One day later: "We can not send mails anymore!" Oh no, a workstation has a Trojan. The spammer is on the LAN. Avira Workstation Pro runs on all XP clients on the LAN and has usually works reliably. This is probably something went wrong.
To find out who the culprit is, I've sniffed the SMTP traffic between the DSL router and LAN. Since all clients depend on switches, passive listening on the same switch with a client was not possible (this is only with HUB's). Therefore, I have a Debian box, 2 NICs and 2 switches built quite a cumbersome Wiretap. This to me was this article on heise networks very useful.
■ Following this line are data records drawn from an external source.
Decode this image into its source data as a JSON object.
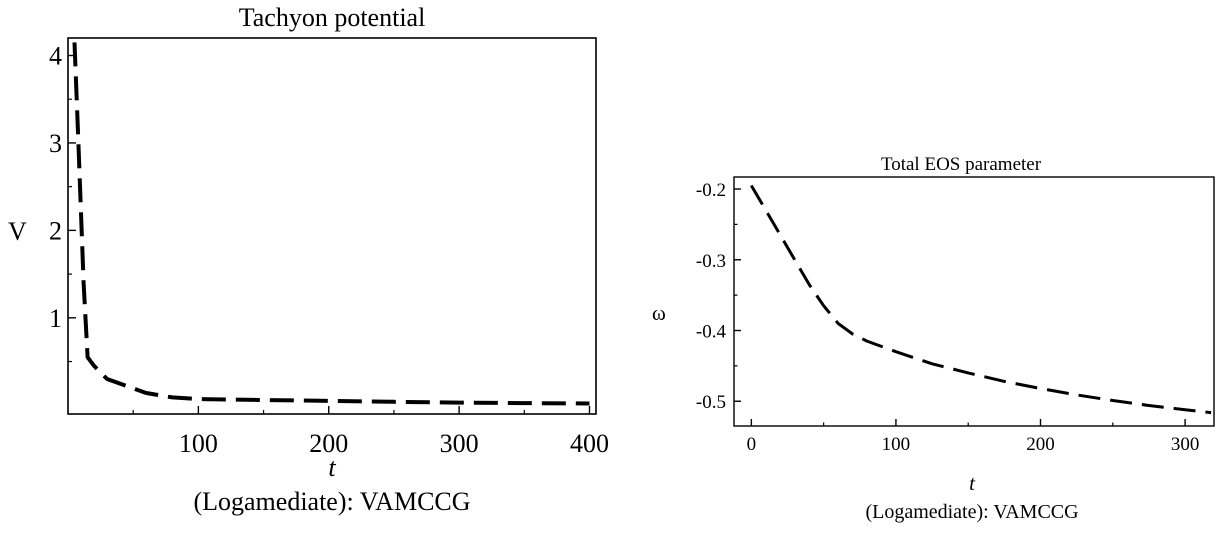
{
  "chart_data": [
    {
      "type": "line",
      "title": "Tachyon potential",
      "xlabel": "t",
      "ylabel": "V",
      "caption": "(Logamediate): VAMCCG",
      "xlim": [
        0,
        405
      ],
      "ylim": [
        -0.1,
        4.2
      ],
      "xticks": [
        100,
        200,
        300,
        400
      ],
      "xtick_labels": [
        "100",
        "200",
        "300",
        "400"
      ],
      "yticks": [
        1,
        2,
        3,
        4
      ],
      "ytick_labels": [
        "1",
        "2",
        "3",
        "4"
      ],
      "series": [
        {
          "line_style": "dashed",
          "color": "#000000",
          "x": [
            5,
            8,
            12,
            15,
            20,
            30,
            45,
            60,
            80,
            100,
            150,
            200,
            250,
            300,
            350,
            400
          ],
          "y": [
            4.15,
            3.0,
            1.4,
            0.55,
            0.45,
            0.3,
            0.22,
            0.14,
            0.09,
            0.07,
            0.06,
            0.05,
            0.04,
            0.03,
            0.025,
            0.02
          ]
        }
      ]
    },
    {
      "type": "line",
      "title": "Total EOS parameter",
      "xlabel": "t",
      "ylabel": "ω",
      "caption": "(Logamediate): VAMCCG",
      "xlim": [
        -12,
        320
      ],
      "ylim": [
        -0.535,
        -0.183
      ],
      "xticks": [
        0,
        100,
        200,
        300
      ],
      "xtick_labels": [
        "0",
        "100",
        "200",
        "300"
      ],
      "yticks": [
        -0.2,
        -0.3,
        -0.4,
        -0.5
      ],
      "ytick_labels": [
        "-0.2",
        "-0.3",
        "-0.4",
        "-0.5"
      ],
      "series": [
        {
          "line_style": "dashed",
          "color": "#000000",
          "x": [
            0,
            10,
            20,
            30,
            40,
            50,
            60,
            70,
            80,
            100,
            125,
            150,
            175,
            200,
            225,
            250,
            275,
            300,
            318
          ],
          "y": [
            -0.195,
            -0.23,
            -0.265,
            -0.3,
            -0.335,
            -0.365,
            -0.39,
            -0.405,
            -0.415,
            -0.43,
            -0.447,
            -0.46,
            -0.472,
            -0.482,
            -0.491,
            -0.499,
            -0.506,
            -0.512,
            -0.516
          ]
        }
      ]
    }
  ]
}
In the end, only the wiring of the machine vote sniff, then one must
Network Bridge are created:
The two network cards in computers have been bridged in order for the entire LAN Internet traffic could flow through the penguin. A Sniff with Wireshark on TCP/25 then quickly brought the solution. In seconds, was filled with the Livelog SMTP connections from a LAN client to external passive filtering.
The culprit I've been using the Avira Rescue System booted. The live CD has detected a Trojan (TR / Trojan.GEN) could not delete it. I have the infected file (random name in system32/drivers) then removed with a Ubuntu Live CD. The influx of spam had stopped. I must still watch it some time, but I think the client is again master of his senses.
I'm going to times as a USB wireless NIC get. Then the whole process starts with the notebook. That would be much more comfortable next time
The H-Sniffer Bridge:
apt-get install brctl ifconfig eth0 0.0.0.0 promisc-arp up ifconfig eth1 0.0.0.0 promisc-arp up br0 brctl addbr brctl addif br0 eth0 brctl addif br0 eth1 ifconfig br0 0.0.0.0-arp promisc up
Enjoy this article?
About this blog
Translator
Imprint
Daniel rent
QUICK LINKS
Categories
- Android (4)
- This and that (24)
- Linux (39)
- Ubuntu (28)
- The road (7)
Archive
Recent Articles
- Online via UMTS surf stick with Debian with wvdial and O2 Mobile Flat
- 5 plugins for more privacy while surfing with Firefox
- Online registration information in Dusseldorf makes bad impression
- Tweet Neglector. A small PHP script to delete old tweets from Twitter
- HOWTO: Quick and dirty DHCP server and DNS cache with dnsmasq on Ubuntu
- Wireless for EEE 1000H rt2860 in Ubuntu
- PHP Cheat Sheet
- Company Connect - fun with telecom sales
- XS Stick W14 UMTS with Ubuntu
- 12 steps to a Linux Apache MySQL PHP web server root LAMP secure
April 27th, 2010
@ Voku: No, unfortunately not. In the router I could not watch me live traffic and the Trojan has not spammed via the internal mail server, but directly to other SMTP's connected on the Internet.
April 27th, 2010
would it not enough if you look on the router or the mail-server connections and the IP address, which grabs the whole building on port 25 connections?